Elle fait valoir que :
- la requête est irrecevable, faute pour l’association requérante de justifier de son intérêt pour agir ;
- les moyens soulevés par l’association Cavé Goutte d’Or ne sont pas fondés.
Vu :
- les autres pièces du dossier.
Vu :
- le code général de la propriété des personnes publiques
- le code général des collectivités territoriales ;
- le code de la voirie routière
- le code des relations entre le public et l’administration ;
- le code de justice administrative.
Les parties ont été régulièrement averties du jour de l’audience.
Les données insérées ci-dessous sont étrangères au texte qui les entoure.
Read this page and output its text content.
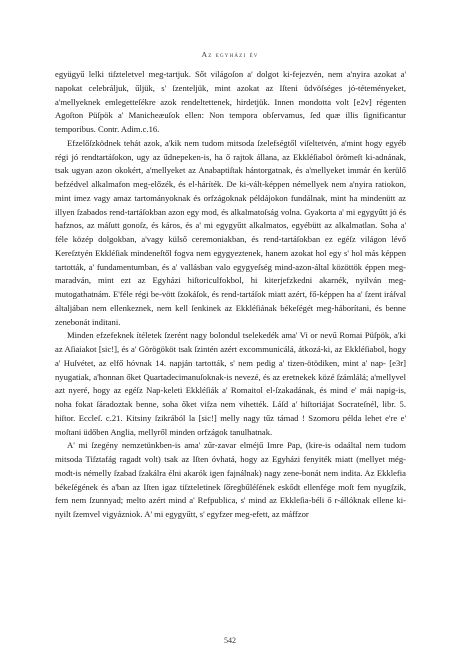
Az egyházi év

együgyű lelki tiſzteletvel meg-tartjuk. Sőt világoſon a' dolgot ki-fejezvén, nem a'nyira azokat a' napokat celebráljuk, űljük, s' ſzenteljük, mint azokat az Iſteni üdvöſséges jó-téteményeket, a'mellyeknek emlegetteſékre azok rendeltettenek, hirdetjük. Innen mondotta volt [e2v] régenten Agoſton Püſpök a' Manicheæuſok ellen: Non tempora obſervamus, ſed quæ illis ſignificantur temporibus. Contr. Adim.c.16.

Efzelőſzködnek tehát azok, a'kik nem tudom mitsoda ſzelefségtől viſeltetvén, a'mint hogy egyéb régi jó rendtartáſokon, ugy az űdnepeken-is, ha ő rajtok állana, az Ekkléſiabol örömeſt ki-adnának, tsak ugyan azon okokért, a'mellyeket az Anabaptiſtak hántorgatnak, és a'mellyeket immár én kerülő befzédvel alkalmafon meg-előzék, és el-háríték. De ki-vált-képpen némellyek nem a'nyira ratiokon, mint imez vagy amaz tartományoknak és orfzágoknak példájokon fundálnak, mint ha mindenütt az illyen ſzabados rend-tartáſokban azon egy mod, és alkalmatoſság volna. Gyakorta a' mi egygyűtt jó és hafznos, az máſutt gonoſz, és káros, és a' mi egygyűtt alkalmatos, egyébütt az alkalmatlan. Soha a' féle közép dolgokban, a'vagy külső ceremoniakban, és rend-tartáſokban ez egéſz világon lévő Kereſztyén Ekkléſiak mindeneſtől fogva nem egygyeztenek, hanem azokat hol egy s' hol más képpen tartották, a' fundamentumban, és a' vallásban valo egygyeſség mind-azon-által közöttök éppen meg-maradván, mint ezt az Egyházi hiſtoriculfokbol, hi kiterjefzkedni akarnék, nyilván meg-mutogathatnám. E'féle régi be-vött ſzokáſok, és rend-tartáſok miatt azért, fő-képpen ha a' ſzent iráſval általjában nem ellenkeznek, nem kell ſenkinek az Ekkléſiának békeſégét meg-háborítani, és benne zenebonát inditani.

Minden efzefeknek ítéletek ſzerént nagy bolondul tselekedék ama' Vi or nevű Romai Püſpök, a'ki az Aſiaiakot [sic!], és a' Görögököt tsak ſzintén azért excommunicálá, átkozá-ki, az Ekkléſiabol, hogy a' Huſvétet, az elfő hóvnak 14. napján tartották, s' nem pedig a' tizen-ötödiken, mint a' nap- [e3r] nyugatiak, a'honnan őket Quartadecimanuſoknak-is nevezé, és az eretnekek közé ſzámlálá; a'mellyvel azt nyeré, hogy az egéſz Nap-keleti Ekkléſiák a' Romaitol el-ſzakadának, és mind e' mái napig-is, noha fokat ſáradoztak benne, soha őket viſza nem vihették. Láſd a' hiſtoriájat Socrateſnél, libr. 5. hiſtor. Eccleſ. c.21. Kitsiny ſzikrából la [sic!] melly nagy tűz támad ! Szomoru példa lehet e're e' moſtani üdőben Anglia, mellyről minden orfzágok tanulhatnak.

A' mi ſzegény nemzetünkben-is ama' zűr-zavar elméjű Imre Pap, (kire-is odaáltal nem tudom mitsoda Tiſztafág ragadt volt) tsak az Iſten óvhatá, hogy az Egyházi fenyiték miatt (mellyet még-mođt-is némelly ſzabad ſzakálra élni akarók igen fajnálnak) nagy zene-bonát nem indita. Az Ekklefia békeſégének és a'ban az Iſten igaz tiſzteletinek ſőregbűléſének eskődt ellenfége moſt fem nyugſzik, fem nem ſzunnyad; melto azért mind a' Refpublica, s' mind az Ekkleſia-béli ő r-állóknak ellene ki-nyilt ſzemvel vigyázniok. A' mi egygyűtt, s' egyfzer meg-efett, az máffzor

542
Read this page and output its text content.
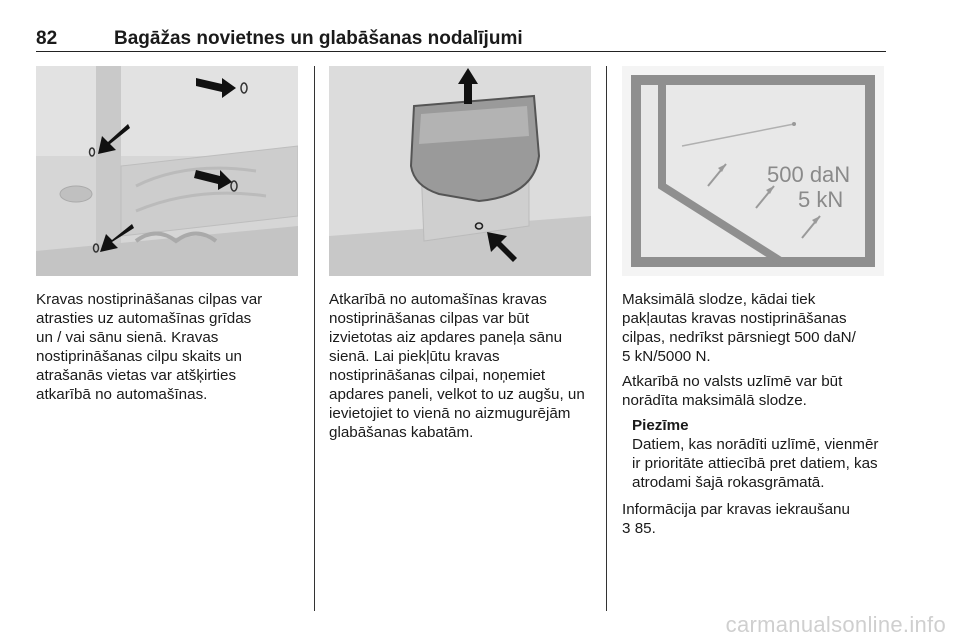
82	Bagāžas novietnes un glabāšanas nodalījumi
500 daN
5 kN

Kravas nostiprināšanas cilpas var
atrasties uz automašīnas grīdas
un / vai sānu sienā. Kravas
nostiprināšanas cilpu skaits un
atrašanās vietas var atšķirties
atkarībā no automašīnas.

Atkarībā no automašīnas kravas
nostiprināšanas cilpas var būt
izvietotas aiz apdares paneļa sānu
sienā. Lai piekļūtu kravas
nostiprināšanas cilpai, noņemiet
apdares paneli, velkot to uz augšu, un
ievietojiet to vienā no aizmugurējām
glabāšanas kabatām.

Maksimālā slodze, kādai tiek
pakļautas kravas nostiprināšanas
cilpas, nedrīkst pārsniegt 500 daN/
5 kN/5000 N.

Atkarībā no valsts uzlīmē var būt
norādīta maksimālā slodze.

Piezīme
Datiem, kas norādīti uzlīmē, vienmēr
ir prioritāte attiecībā pret datiem, kas
atrodami šajā rokasgrāmatā.

Informācija par kravas iekraušanu
3 85.

carmanualsonline.info
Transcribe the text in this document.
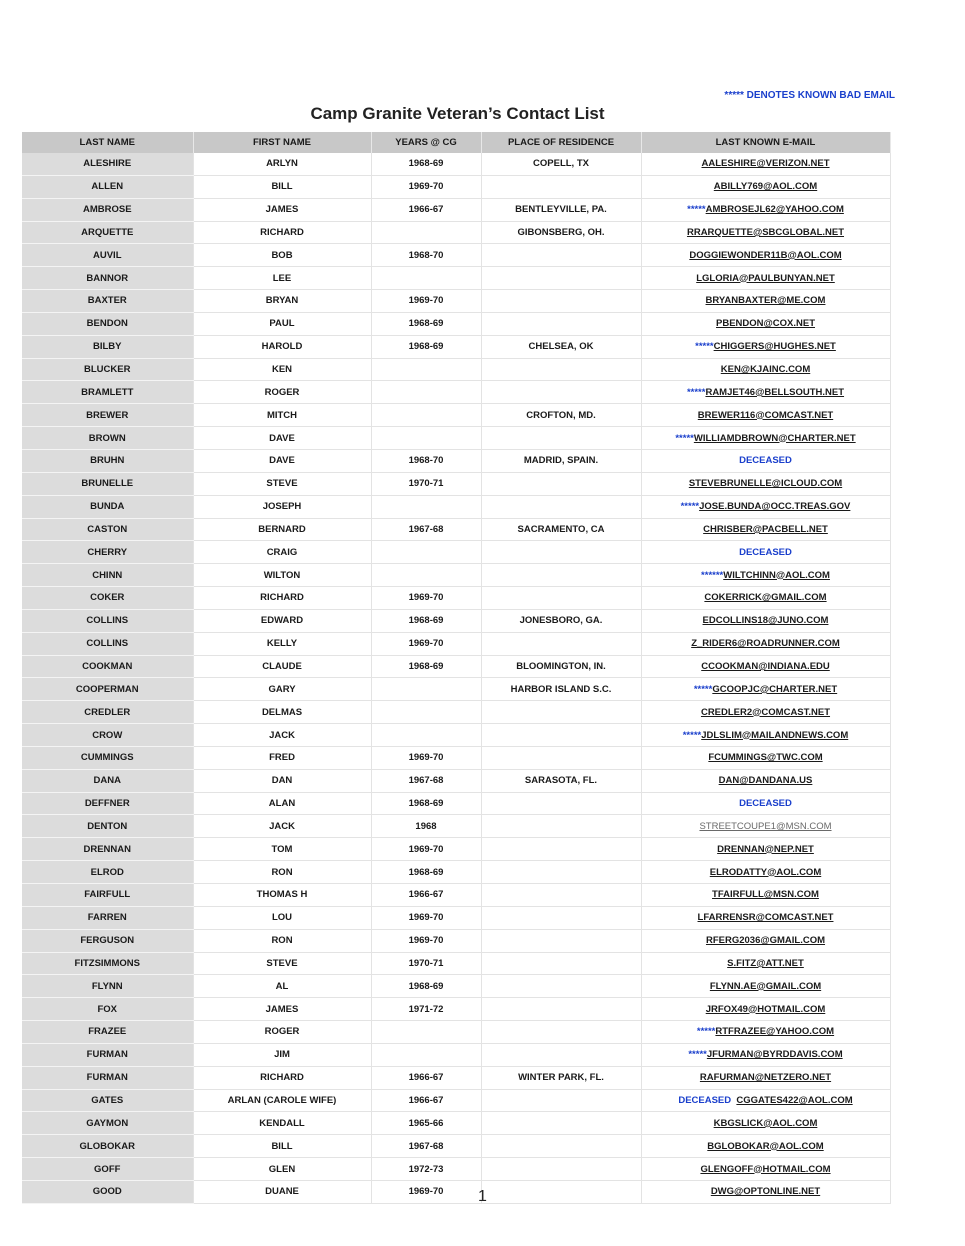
***** DENOTES KNOWN BAD EMAIL
Camp Granite Veteran’s Contact List
LAST NAME	FIRST NAME	YEARS @ CG	PLACE OF RESIDENCE	LAST KNOWN E-MAIL
ALESHIRE	ARLYN	1968-69	COPELL, TX	AALESHIRE@VERIZON.NET
ALLEN	BILL	1969-70		ABILLY769@AOL.COM
AMBROSE	JAMES	1966-67	BENTLEYVILLE, PA.	*****AMBROSEJL62@YAHOO.COM
ARQUETTE	RICHARD		GIBONSBERG, OH.	RRARQUETTE@SBCGLOBAL.NET
AUVIL	BOB	1968-70		DOGGIEWONDER11B@AOL.COM
BANNOR	LEE			LGLORIA@PAULBUNYAN.NET
BAXTER	BRYAN	1969-70		BRYANBAXTER@ME.COM
BENDON	PAUL	1968-69		PBENDON@COX.NET
BILBY	HAROLD	1968-69	CHELSEA, OK	*****CHIGGERS@HUGHES.NET
BLUCKER	KEN			KEN@KJAINC.COM
BRAMLETT	ROGER			*****RAMJET46@BELLSOUTH.NET
BREWER	MITCH		CROFTON, MD.	BREWER116@COMCAST.NET
BROWN	DAVE			*****WILLIAMDBROWN@CHARTER.NET
BRUHN	DAVE	1968-70	MADRID, SPAIN.	DECEASED
BRUNELLE	STEVE	1970-71		STEVEBRUNELLE@ICLOUD.COM
BUNDA	JOSEPH			*****JOSE.BUNDA@OCC.TREAS.GOV
CASTON	BERNARD	1967-68	SACRAMENTO, CA	CHRISBER@PACBELL.NET
CHERRY	CRAIG			DECEASED
CHINN	WILTON			******WILTCHINN@AOL.COM
COKER	RICHARD	1969-70		COKERRICK@GMAIL.COM
COLLINS	EDWARD	1968-69	JONESBORO, GA.	EDCOLLINS18@JUNO.COM
COLLINS	KELLY	1969-70		Z_RIDER6@ROADRUNNER.COM
COOKMAN	CLAUDE	1968-69	BLOOMINGTON, IN.	CCOOKMAN@INDIANA.EDU
COOPERMAN	GARY		HARBOR ISLAND S.C.	*****GCOOPJC@CHARTER.NET
CREDLER	DELMAS			CREDLER2@COMCAST.NET
CROW	JACK			*****JDLSLIM@MAILANDNEWS.COM
CUMMINGS	FRED	1969-70		FCUMMINGS@TWC.COM
DANA	DAN	1967-68	SARASOTA, FL.	DAN@DANDANA.US
DEFFNER	ALAN	1968-69		DECEASED
DENTON	JACK	1968		STREETCOUPE1@MSN.COM
DRENNAN	TOM	1969-70		DRENNAN@NEP.NET
ELROD	RON	1968-69		ELRODATTY@AOL.COM
FAIRFULL	THOMAS H	1966-67		TFAIRFULL@MSN.COM
FARREN	LOU	1969-70		LFARRENSR@COMCAST.NET
FERGUSON	RON	1969-70		RFERG2036@GMAIL.COM
FITZSIMMONS	STEVE	1970-71		S.FITZ@ATT.NET
FLYNN	AL	1968-69		FLYNN.AE@GMAIL.COM
FOX	JAMES	1971-72		JRFOX49@HOTMAIL.COM
FRAZEE	ROGER			*****RTFRAZEE@YAHOO.COM
FURMAN	JIM			*****JFURMAN@BYRDDAVIS.COM
FURMAN	RICHARD	1966-67	WINTER PARK, FL.	RAFURMAN@NETZERO.NET
GATES	ARLAN (CAROLE WIFE)	1966-67		DECEASED CGGATES422@AOL.COM
GAYMON	KENDALL	1965-66		KBGSLICK@AOL.COM
GLOBOKAR	BILL	1967-68		BGLOBOKAR@AOL.COM
GOFF	GLEN	1972-73		GLENGOFF@HOTMAIL.COM
GOOD	DUANE	1969-70		DWG@OPTONLINE.NET
1
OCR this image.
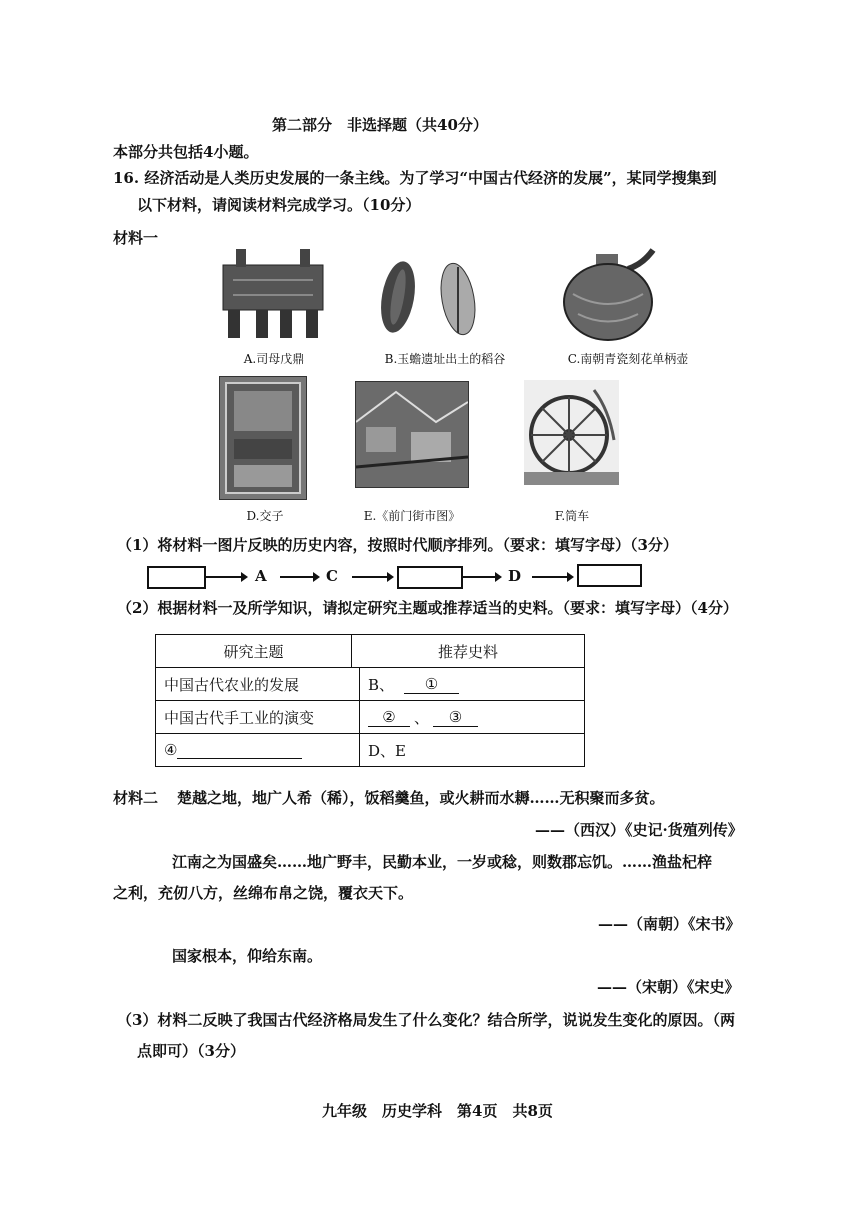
第二部分　非选择题（共40分）
本部分共包括4小题。
16. 经济活动是人类历史发展的一条主线。为了学习“中国古代经济的发展”，某同学搜集到
以下材料，请阅读材料完成学习。（10分）
材料一
A.司母戊鼎	B.玉蟾遗址出土的稻谷	C.南朝青瓷刻花单柄壶
D.交子	E.《前门街市图》	F.筒车
（1）将材料一图片反映的历史内容，按照时代顺序排列。（要求：填写字母）（3分）
A	C	D
（2）根据材料一及所学知识，请拟定研究主题或推荐适当的史料。（要求：填写字母）（4分）
研究主题	推荐史料
中国古代农业的发展	B、	①
中国古代手工业的演变	②	、	③
④	D、E
材料二 楚越之地，地广人希（稀），饭稻羹鱼，或火耕而水耨……无积聚而多贫。
——（西汉）《史记·货殖列传》
江南之为国盛矣……地广野丰，民勤本业，一岁或稔，则数郡忘饥。……渔盐杞梓
之利，充仞八方，丝绵布帛之饶，覆衣天下。
——（南朝）《宋书》
国家根本，仰给东南。
——（宋朝）《宋史》
（3）材料二反映了我国古代经济格局发生了什么变化？结合所学，说说发生变化的原因。（两
点即可）（3分）
九年级　历史学科　第4页　共8页
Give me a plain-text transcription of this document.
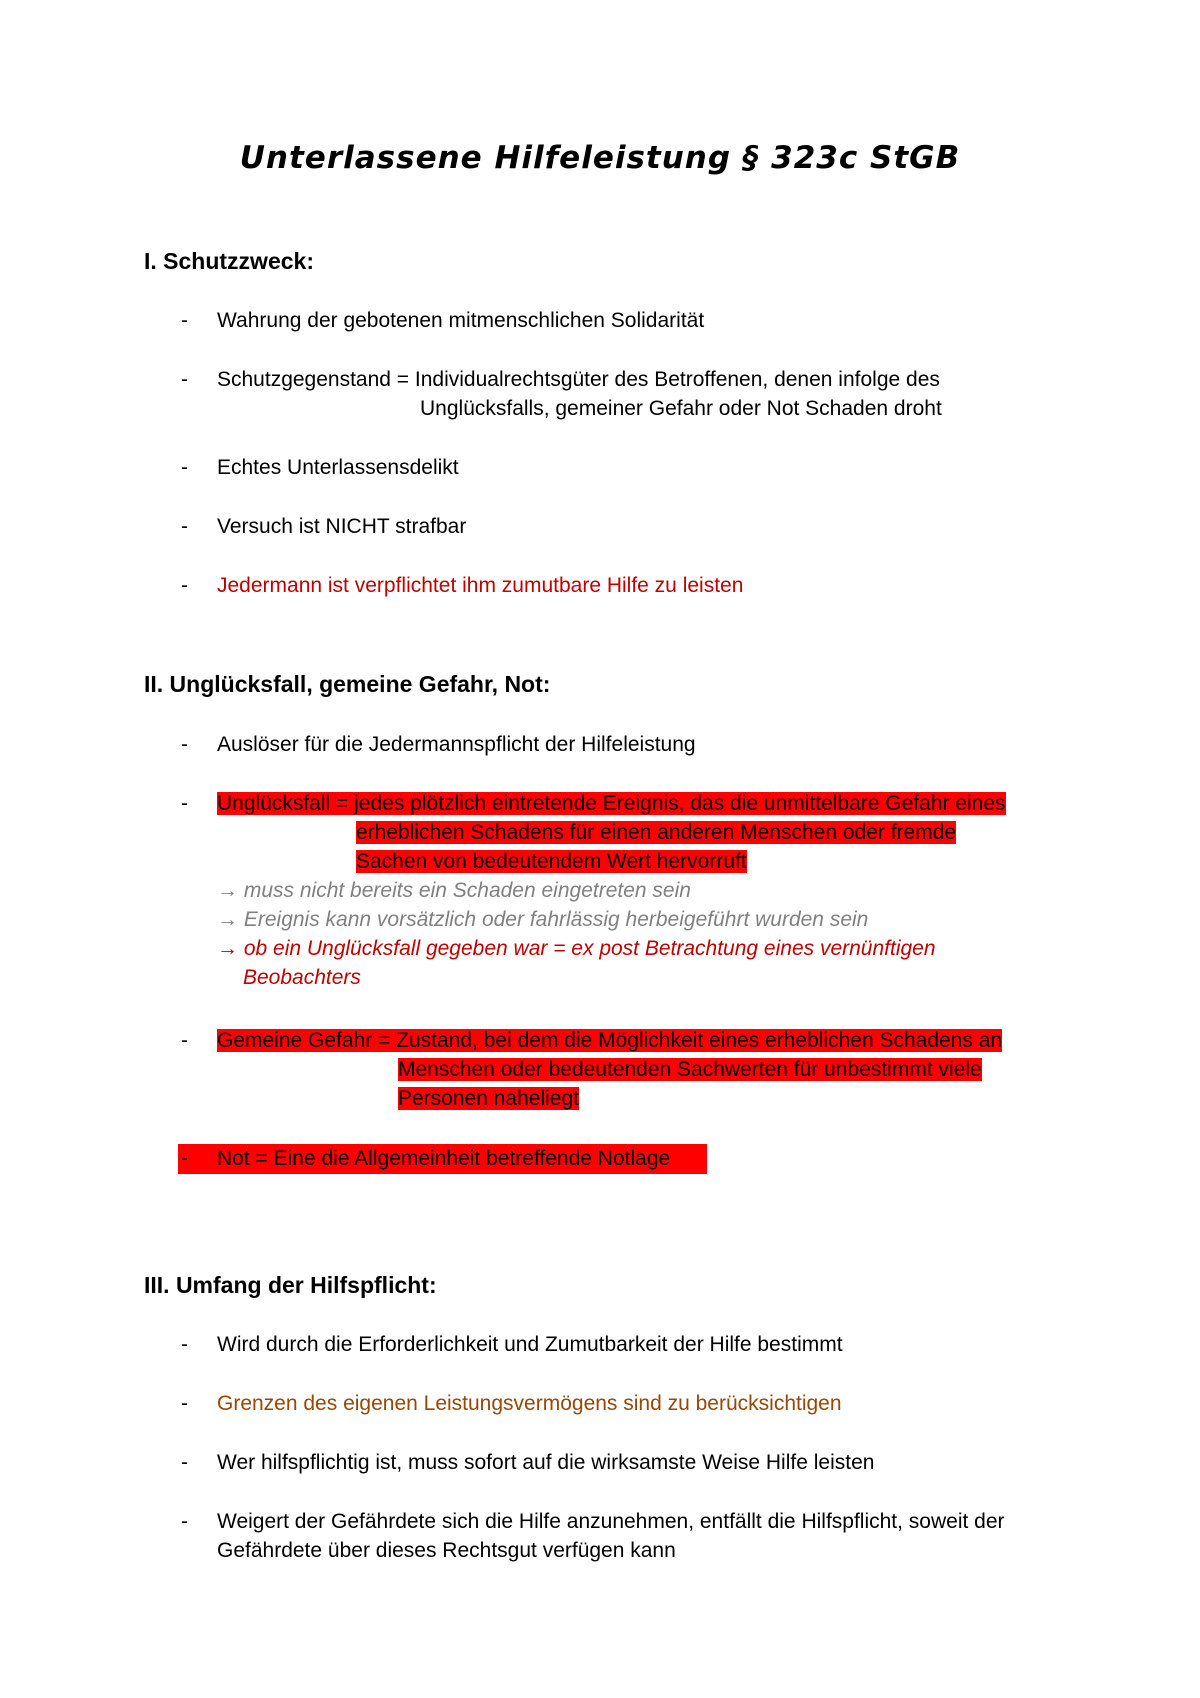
Unterlassene Hilfeleistung § 323c StGB
I. Schutzzweck:
- Wahrung der gebotenen mitmenschlichen Solidarität
- Schutzgegenstand = Individualrechtsgüter des Betroffenen, denen infolge des
Unglücksfalls, gemeiner Gefahr oder Not Schaden droht
- Echtes Unterlassensdelikt
- Versuch ist NICHT strafbar
- Jedermann ist verpflichtet ihm zumutbare Hilfe zu leisten
II. Unglücksfall, gemeine Gefahr, Not:
- Auslöser für die Jedermannspflicht der Hilfeleistung
- Unglücksfall = jedes plötzlich eintretende Ereignis, das die unmittelbare Gefahr eines
erheblichen Schadens für einen anderen Menschen oder fremde
Sachen von bedeutendem Wert hervorruft
→ muss nicht bereits ein Schaden eingetreten sein
→ Ereignis kann vorsätzlich oder fahrlässig herbeigeführt wurden sein
→ ob ein Unglücksfall gegeben war = ex post Betrachtung eines vernünftigen
Beobachters
- Gemeine Gefahr = Zustand, bei dem die Möglichkeit eines erheblichen Schadens an
Menschen oder bedeutenden Sachwerten für unbestimmt viele
Personen naheliegt
- Not = Eine die Allgemeinheit betreffende Notlage
III. Umfang der Hilfspflicht:
- Wird durch die Erforderlichkeit und Zumutbarkeit der Hilfe bestimmt
- Grenzen des eigenen Leistungsvermögens sind zu berücksichtigen
- Wer hilfspflichtig ist, muss sofort auf die wirksamste Weise Hilfe leisten
- Weigert der Gefährdete sich die Hilfe anzunehmen, entfällt die Hilfspflicht, soweit der
Gefährdete über dieses Rechtsgut verfügen kann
Ont été entendus au cours de l’audience publique :
- le rapport de M. Palla,
- les conclusions de Mme Baratin, rapporteure publique,
- et les observations de M. Eudes, pour l’association Cavé Goutte d’Or.
Considérant ce qui suit :
1. Par une délibération 2019 DU 245 des 9, 10, 11, 12 et 13 décembre 2019, le Conseil de Paris a autorisé le déclassement par anticipation du domaine public, notamment routier, de la partie de la rue […] comprise entre la rue de […] d’Or et la rue […] et d’emprises situées le long de la rue de […] d’Or. Par la présente requête, l’association Cavé Goutte d’Or demande l’annulation de cette délibération.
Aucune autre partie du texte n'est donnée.